Businesses already have a responsibility to form robust processes for handling people’s personal data, but the new General Data Protection Regulation (GDPR) demands an even more proactive approach. As of 25 May 2018, individuals will have greater control over their personal data – whether linked to them by name, or by other identifiers such as IP address.
Organisations must ensure they collect, use and store only information that they are legally entitled to.
Data duties are changing
The new regulation has been written with the individual at its heart. So, as well as requiring businesses to keep data secure, it gives individuals the right to request their data, as well as to amend or delete it.
SMEs must identify what data they hold and have sensible systems and processes in place to comply with the new rules.
You must make sure data is:
- Defined for both employees and customers.
- Kept for a lawful reason. You may need bank details, but are ethnicity and gender relevant?
- Not stored any longer than necessary.
- Securely stored and accurate.
- Available on request to any EU citizen whose data is stored.

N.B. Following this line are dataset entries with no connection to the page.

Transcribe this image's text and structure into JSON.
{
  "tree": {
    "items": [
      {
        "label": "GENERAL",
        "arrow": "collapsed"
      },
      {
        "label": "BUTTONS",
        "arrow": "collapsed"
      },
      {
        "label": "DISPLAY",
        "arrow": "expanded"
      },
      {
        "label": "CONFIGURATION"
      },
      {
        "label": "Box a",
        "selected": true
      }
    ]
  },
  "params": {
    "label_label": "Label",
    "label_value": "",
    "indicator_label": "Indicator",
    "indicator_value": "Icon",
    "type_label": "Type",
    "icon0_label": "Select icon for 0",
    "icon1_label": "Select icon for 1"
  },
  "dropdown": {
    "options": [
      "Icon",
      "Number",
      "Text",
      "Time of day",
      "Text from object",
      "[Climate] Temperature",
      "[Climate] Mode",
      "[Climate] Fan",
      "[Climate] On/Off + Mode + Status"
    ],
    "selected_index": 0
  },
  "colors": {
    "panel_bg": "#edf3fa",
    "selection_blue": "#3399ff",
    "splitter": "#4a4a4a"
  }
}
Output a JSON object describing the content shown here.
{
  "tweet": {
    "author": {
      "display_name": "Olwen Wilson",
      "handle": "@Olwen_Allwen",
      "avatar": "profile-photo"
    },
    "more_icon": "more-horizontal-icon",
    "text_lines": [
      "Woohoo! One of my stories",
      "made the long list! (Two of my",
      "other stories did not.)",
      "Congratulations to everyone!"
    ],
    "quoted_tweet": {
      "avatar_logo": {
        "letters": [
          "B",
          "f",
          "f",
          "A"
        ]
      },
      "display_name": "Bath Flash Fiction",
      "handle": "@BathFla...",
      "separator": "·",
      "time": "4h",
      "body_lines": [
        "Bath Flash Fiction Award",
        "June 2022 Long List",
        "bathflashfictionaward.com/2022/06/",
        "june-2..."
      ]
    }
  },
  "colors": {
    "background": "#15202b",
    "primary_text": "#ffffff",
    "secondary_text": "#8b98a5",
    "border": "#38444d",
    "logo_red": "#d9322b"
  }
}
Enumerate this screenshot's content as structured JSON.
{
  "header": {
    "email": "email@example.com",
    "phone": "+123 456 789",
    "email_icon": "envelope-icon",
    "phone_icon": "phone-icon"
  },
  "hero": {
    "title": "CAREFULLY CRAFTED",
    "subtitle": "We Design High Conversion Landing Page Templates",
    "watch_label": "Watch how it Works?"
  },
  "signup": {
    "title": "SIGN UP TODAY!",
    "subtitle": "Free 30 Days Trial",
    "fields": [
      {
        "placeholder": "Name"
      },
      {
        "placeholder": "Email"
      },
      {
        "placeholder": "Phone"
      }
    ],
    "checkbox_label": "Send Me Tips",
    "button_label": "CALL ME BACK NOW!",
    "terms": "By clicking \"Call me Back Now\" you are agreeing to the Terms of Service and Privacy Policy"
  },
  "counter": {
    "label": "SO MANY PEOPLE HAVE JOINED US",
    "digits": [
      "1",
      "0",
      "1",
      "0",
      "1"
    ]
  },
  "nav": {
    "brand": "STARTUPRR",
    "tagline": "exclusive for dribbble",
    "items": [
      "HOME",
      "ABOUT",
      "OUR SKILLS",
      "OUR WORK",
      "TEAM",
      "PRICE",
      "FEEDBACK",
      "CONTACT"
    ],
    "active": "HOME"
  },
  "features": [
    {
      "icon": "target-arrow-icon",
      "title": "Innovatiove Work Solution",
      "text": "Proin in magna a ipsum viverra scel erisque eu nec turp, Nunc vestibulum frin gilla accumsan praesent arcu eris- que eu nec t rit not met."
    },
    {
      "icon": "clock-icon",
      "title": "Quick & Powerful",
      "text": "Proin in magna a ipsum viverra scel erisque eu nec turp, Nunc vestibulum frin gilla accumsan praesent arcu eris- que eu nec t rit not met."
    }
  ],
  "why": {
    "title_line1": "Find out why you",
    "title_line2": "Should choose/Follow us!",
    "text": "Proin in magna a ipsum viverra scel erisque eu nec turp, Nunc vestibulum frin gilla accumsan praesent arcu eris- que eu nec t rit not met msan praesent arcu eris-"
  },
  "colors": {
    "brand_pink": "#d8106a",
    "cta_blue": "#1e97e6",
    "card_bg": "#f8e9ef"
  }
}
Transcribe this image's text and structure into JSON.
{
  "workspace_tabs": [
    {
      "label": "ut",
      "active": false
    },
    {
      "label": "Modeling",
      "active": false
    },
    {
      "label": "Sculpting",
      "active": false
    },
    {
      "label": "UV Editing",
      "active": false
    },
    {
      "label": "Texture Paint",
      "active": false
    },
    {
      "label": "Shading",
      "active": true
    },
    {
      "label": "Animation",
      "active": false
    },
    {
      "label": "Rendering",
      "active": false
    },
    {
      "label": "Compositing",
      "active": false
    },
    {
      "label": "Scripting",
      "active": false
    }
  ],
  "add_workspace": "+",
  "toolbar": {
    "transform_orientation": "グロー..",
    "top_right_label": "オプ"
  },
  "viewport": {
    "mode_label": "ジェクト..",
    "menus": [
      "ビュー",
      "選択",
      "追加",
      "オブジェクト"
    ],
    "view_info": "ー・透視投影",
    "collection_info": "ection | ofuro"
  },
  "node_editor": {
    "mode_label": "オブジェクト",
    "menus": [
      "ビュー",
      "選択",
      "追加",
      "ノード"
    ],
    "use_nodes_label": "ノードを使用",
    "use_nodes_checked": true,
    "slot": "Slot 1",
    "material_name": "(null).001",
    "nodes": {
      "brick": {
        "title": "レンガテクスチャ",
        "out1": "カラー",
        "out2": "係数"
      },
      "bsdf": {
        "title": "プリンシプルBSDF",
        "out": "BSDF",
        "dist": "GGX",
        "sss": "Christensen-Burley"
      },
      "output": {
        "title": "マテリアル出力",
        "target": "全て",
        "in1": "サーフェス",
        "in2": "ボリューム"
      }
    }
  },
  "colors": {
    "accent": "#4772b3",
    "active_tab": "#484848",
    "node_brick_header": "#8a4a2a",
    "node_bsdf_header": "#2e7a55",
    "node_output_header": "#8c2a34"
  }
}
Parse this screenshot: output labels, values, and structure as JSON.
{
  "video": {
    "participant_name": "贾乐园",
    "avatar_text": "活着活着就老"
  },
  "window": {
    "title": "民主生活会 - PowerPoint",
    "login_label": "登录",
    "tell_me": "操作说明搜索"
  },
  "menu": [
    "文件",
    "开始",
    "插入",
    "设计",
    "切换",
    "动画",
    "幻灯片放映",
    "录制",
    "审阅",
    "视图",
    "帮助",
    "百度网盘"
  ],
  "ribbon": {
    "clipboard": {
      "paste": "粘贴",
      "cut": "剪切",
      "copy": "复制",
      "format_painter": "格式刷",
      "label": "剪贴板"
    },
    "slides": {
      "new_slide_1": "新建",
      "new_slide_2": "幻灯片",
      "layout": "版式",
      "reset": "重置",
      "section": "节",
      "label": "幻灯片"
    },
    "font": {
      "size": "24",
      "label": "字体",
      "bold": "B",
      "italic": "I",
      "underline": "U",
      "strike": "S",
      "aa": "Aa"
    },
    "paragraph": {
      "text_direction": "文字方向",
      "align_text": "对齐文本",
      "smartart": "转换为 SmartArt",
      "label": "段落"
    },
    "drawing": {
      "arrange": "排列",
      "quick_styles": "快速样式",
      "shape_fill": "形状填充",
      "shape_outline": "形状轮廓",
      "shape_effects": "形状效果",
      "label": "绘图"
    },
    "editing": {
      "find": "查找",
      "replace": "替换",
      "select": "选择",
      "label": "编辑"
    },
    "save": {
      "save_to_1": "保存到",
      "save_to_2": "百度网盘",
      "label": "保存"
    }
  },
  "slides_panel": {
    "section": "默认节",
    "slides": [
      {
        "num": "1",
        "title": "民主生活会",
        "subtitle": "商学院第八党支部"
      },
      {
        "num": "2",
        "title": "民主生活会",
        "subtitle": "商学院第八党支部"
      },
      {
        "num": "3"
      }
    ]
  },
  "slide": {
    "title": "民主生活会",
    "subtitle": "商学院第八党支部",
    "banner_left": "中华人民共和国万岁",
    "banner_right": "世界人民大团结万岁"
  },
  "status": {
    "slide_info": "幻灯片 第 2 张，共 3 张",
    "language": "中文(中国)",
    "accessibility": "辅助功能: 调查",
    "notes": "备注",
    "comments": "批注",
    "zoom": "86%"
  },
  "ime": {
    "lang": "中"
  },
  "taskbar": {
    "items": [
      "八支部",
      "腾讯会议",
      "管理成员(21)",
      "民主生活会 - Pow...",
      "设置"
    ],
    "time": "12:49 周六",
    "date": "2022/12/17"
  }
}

No longer a tick-box exercise
GDPR has serious implications for any business which uses data in its marketing, because it marks a shift away from the old adage ‘no action implies agreement’. This means that, rather than being able to market to anyone who does not actively opt out, explicit consent is now needed before any message is sent to any recipient, with the exception of existing customers.
Because individuals now have ‘the right to be forgotten’, the way in which companies present the permission question to customers is critical in determining whether they can collect data. The new legislation also applies to those who process personal data on behalf of a third party. This means organisations that rely on buying databases for cold calling, profiling and segmentation may find their sources are depleted or no longer available.
Protect existing customers
The situation is a little less clear-cut for existing customers’ data. Organisations with high moral standards may wish to proactively contact their existing customer base to check whether they are happy for data to be stored and shared. But this is not essential. Treat personal data like something tangible, such as expensive jewellery. Always do your due diligence before leaving something valuable in someone else’s hands.